Aktifitas tersebut membuat kami lebih sering dan lebih akrab dengan sabit, garu dan cangkul, hingga kami semakin mengetahui bentuk cangkul dan doran (gagang cangkul) yang enak ketika digunakan. Tapi sayangnya banyak alat-alat kami yang tidak berfungsi dengan baik, seperti sabit yang tumpul, pegangan garu yang patah, dan doran cangkul yang mudah lepas bahkan banyak yang patah.
Ahirnya kami harus bergantian dalam menggunakan alat-alat tersebut, terutama cangkul. Kendala yang kami hadapi membuat pengerjaan pengolahan lahan terhambat, sedangkan kami harus bekerjaran dengan musim. Sebisa mungkin sebelum musim berganti, tanaman kami semua hususnya Rosella sudah memasuki fase generatif sehingga tidak lagi membutuhkan banyak air.
Beberapa kali kami membeli doran dari toko bangunan kualitasnya kurang bagus, ia mudah sekali patah. Ahirnya saya mencoba untuk membuat doran sendiri. Saya memilih kayu pohon mengkudu hutan untuk dijadikan doran. Karakternya yang mudah dibentuk dan lumayan kuat menjadi alasan mengapa saya memilih pohon tersebut.

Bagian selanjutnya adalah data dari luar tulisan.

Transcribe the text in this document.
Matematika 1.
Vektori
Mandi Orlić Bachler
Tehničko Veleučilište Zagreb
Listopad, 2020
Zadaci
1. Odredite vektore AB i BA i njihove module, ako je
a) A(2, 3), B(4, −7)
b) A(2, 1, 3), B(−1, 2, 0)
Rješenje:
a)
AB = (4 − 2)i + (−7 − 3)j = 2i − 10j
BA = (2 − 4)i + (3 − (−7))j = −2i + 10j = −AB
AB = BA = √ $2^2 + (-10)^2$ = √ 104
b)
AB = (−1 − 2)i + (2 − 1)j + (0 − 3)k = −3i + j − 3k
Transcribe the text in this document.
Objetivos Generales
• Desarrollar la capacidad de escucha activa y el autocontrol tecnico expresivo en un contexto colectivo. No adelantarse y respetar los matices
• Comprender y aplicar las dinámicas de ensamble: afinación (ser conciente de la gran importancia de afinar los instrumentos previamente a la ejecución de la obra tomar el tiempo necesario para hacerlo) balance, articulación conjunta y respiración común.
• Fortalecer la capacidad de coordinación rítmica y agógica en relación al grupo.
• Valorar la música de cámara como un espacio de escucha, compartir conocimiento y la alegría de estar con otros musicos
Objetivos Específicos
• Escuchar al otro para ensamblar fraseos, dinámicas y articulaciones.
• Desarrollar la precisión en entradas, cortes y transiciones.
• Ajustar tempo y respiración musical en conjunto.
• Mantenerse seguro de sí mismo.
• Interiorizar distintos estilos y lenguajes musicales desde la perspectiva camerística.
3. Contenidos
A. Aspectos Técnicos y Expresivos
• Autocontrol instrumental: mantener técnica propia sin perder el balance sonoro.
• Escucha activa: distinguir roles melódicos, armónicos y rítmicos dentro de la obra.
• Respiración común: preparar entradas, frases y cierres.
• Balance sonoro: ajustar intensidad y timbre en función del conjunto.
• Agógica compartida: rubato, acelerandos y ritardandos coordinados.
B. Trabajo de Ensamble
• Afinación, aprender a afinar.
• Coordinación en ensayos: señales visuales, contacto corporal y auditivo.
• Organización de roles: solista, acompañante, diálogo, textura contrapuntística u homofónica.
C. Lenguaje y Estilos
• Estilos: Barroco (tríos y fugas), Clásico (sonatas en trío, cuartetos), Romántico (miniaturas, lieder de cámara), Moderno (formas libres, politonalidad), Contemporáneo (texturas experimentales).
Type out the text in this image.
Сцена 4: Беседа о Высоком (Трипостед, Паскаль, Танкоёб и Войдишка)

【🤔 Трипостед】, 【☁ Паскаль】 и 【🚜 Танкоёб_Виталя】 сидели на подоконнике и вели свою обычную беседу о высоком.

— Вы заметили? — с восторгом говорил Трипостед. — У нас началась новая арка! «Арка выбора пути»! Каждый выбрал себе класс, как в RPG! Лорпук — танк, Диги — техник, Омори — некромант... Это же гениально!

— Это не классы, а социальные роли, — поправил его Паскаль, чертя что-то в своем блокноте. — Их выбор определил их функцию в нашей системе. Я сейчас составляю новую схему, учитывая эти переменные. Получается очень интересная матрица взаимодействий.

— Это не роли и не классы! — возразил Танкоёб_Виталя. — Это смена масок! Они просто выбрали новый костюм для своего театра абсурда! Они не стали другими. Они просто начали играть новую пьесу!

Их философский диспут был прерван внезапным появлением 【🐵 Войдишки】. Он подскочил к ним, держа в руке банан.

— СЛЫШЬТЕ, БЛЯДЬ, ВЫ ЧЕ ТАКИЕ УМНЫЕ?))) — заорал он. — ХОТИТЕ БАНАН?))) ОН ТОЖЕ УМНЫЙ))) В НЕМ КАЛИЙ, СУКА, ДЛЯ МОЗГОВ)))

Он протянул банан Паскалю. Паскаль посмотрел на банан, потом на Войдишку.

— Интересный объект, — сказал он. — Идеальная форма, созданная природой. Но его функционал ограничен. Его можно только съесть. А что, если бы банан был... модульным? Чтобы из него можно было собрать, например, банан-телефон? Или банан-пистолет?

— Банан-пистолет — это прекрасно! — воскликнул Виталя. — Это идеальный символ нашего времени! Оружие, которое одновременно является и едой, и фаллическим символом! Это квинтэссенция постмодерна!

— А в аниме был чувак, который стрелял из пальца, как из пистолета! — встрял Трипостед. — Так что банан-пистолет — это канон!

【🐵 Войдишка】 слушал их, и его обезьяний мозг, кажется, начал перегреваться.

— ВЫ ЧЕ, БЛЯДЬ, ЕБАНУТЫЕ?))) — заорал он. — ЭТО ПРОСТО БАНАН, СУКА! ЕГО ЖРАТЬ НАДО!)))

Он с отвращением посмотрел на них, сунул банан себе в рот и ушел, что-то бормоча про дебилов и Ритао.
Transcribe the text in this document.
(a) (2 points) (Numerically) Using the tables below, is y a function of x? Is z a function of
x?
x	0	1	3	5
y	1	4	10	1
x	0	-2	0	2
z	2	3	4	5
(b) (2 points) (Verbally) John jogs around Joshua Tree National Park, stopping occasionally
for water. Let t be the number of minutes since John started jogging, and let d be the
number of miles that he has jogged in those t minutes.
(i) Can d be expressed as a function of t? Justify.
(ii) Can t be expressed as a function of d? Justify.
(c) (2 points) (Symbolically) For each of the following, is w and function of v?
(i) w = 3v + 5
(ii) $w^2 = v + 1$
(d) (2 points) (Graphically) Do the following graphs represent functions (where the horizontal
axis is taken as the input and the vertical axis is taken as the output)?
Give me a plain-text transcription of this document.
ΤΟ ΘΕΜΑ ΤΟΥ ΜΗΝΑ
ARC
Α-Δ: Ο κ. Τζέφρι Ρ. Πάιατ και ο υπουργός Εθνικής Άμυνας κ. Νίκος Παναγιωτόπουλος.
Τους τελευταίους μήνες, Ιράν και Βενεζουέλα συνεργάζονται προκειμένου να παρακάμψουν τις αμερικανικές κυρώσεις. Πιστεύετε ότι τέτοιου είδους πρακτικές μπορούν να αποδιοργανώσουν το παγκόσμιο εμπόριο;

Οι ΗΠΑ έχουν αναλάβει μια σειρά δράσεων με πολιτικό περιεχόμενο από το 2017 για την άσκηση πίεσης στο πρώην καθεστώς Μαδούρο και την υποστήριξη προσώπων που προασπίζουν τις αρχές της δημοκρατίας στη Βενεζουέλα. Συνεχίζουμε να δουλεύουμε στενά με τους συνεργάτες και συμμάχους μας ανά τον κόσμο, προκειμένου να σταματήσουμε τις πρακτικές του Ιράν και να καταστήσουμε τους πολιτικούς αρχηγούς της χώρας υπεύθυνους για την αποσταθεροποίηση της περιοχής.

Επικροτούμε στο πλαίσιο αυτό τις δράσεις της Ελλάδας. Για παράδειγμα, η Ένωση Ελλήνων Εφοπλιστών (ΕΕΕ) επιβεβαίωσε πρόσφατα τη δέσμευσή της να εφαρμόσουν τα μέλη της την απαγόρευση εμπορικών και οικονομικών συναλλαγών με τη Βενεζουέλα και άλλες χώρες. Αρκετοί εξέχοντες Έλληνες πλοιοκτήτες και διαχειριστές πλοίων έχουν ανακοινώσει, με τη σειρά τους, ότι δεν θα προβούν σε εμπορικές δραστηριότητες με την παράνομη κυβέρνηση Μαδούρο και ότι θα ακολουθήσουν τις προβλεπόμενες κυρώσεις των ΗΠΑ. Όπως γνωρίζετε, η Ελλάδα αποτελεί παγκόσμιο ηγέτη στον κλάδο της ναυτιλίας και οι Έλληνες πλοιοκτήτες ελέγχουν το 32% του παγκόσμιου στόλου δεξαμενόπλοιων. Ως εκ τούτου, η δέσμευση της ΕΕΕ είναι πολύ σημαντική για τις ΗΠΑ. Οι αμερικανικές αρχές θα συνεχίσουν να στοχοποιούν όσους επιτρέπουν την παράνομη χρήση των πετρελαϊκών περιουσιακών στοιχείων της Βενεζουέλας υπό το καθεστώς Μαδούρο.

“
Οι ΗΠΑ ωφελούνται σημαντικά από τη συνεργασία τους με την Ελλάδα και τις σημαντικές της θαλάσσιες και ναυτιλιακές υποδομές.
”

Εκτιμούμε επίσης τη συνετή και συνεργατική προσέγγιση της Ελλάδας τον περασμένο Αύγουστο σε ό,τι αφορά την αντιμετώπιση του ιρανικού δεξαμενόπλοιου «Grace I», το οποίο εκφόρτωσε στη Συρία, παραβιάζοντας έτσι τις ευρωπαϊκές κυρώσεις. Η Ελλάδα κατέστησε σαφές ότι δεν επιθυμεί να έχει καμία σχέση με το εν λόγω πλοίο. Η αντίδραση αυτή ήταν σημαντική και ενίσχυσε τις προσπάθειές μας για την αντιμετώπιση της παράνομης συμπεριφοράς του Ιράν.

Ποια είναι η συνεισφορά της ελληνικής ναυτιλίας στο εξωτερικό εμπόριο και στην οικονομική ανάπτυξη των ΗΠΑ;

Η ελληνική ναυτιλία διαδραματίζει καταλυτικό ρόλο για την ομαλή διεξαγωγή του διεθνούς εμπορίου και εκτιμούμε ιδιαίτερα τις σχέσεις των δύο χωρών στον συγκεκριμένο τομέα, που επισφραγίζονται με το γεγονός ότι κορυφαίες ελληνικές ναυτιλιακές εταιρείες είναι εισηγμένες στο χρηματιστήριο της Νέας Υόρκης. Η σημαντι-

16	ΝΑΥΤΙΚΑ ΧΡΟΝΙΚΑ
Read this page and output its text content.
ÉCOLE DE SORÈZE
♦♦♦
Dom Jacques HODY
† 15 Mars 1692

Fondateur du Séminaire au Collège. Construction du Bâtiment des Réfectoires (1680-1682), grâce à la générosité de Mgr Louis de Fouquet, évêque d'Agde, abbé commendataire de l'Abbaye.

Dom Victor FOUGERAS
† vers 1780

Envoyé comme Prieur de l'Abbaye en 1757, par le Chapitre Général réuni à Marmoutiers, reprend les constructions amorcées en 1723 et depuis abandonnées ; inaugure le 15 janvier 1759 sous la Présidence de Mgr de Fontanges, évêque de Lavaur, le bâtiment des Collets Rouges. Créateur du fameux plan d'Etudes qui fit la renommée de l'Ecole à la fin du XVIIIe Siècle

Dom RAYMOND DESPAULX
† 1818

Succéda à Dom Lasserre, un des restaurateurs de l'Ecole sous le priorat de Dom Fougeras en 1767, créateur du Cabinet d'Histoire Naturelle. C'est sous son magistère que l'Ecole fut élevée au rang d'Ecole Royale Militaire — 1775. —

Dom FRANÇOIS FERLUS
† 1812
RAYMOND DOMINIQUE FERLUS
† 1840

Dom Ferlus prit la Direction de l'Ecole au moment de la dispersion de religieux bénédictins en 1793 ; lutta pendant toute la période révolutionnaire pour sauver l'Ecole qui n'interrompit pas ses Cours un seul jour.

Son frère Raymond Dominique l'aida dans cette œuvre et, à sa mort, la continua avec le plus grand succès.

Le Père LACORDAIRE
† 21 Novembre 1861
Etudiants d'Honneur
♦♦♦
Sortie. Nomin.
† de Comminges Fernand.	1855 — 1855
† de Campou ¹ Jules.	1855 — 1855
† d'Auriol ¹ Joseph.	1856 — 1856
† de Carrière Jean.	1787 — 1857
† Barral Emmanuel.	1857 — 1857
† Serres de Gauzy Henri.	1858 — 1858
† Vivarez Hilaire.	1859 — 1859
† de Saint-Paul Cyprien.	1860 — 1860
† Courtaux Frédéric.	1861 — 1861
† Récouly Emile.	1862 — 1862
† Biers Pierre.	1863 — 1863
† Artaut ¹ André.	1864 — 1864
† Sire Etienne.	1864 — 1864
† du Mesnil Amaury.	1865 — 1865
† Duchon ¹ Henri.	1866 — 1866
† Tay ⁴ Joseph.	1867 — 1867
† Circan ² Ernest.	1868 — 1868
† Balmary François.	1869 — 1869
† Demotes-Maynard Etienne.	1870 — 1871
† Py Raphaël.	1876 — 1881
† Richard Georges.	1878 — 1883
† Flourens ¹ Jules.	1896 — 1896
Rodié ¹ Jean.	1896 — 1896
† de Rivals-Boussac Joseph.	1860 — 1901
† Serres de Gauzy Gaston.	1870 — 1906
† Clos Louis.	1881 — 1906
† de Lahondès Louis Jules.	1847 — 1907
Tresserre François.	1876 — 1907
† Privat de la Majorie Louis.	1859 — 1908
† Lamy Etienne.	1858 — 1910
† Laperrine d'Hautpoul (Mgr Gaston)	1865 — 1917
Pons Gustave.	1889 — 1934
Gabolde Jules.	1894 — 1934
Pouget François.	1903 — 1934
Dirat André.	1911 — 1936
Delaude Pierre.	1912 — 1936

Sebenarnya banyak pohon lain yang kuat dan biasa di manfaatkan untuk doran, seperti kayu Jati, Kayu Asem, Kayu Nangka, Kayu Sonokeling dan Kayu Lamtoro, namun pohon-pohon tersebut tidak ada di tanah yang kami kelola. Kayu terakhir, banyak ditemukan dan tumbuh liar di sekitar saung baru saya ketahui ketika Bi Rasem, anggota Keluarga Sadar Iklim yang sering main ke Saung mengomentari doran yang saya buat “Kayu apa itu? Pakai kayu bendana (Lamtoro) buat gagang cangkul mah, dulu bapak saya pembuat gagang cangkul”, ungkap Bi Rasem. Alasan paling mendasar mengapa saya memilih untuk membuat doran sendiri adalah dalam rangka menjadi generasi yang tidak “Kepaten Obor”, sebuah istilah yang dipredikatkan kepada kami dari Noer Fauzi Rachman saat mampir ke Saung Wangsakerta tahun lalu.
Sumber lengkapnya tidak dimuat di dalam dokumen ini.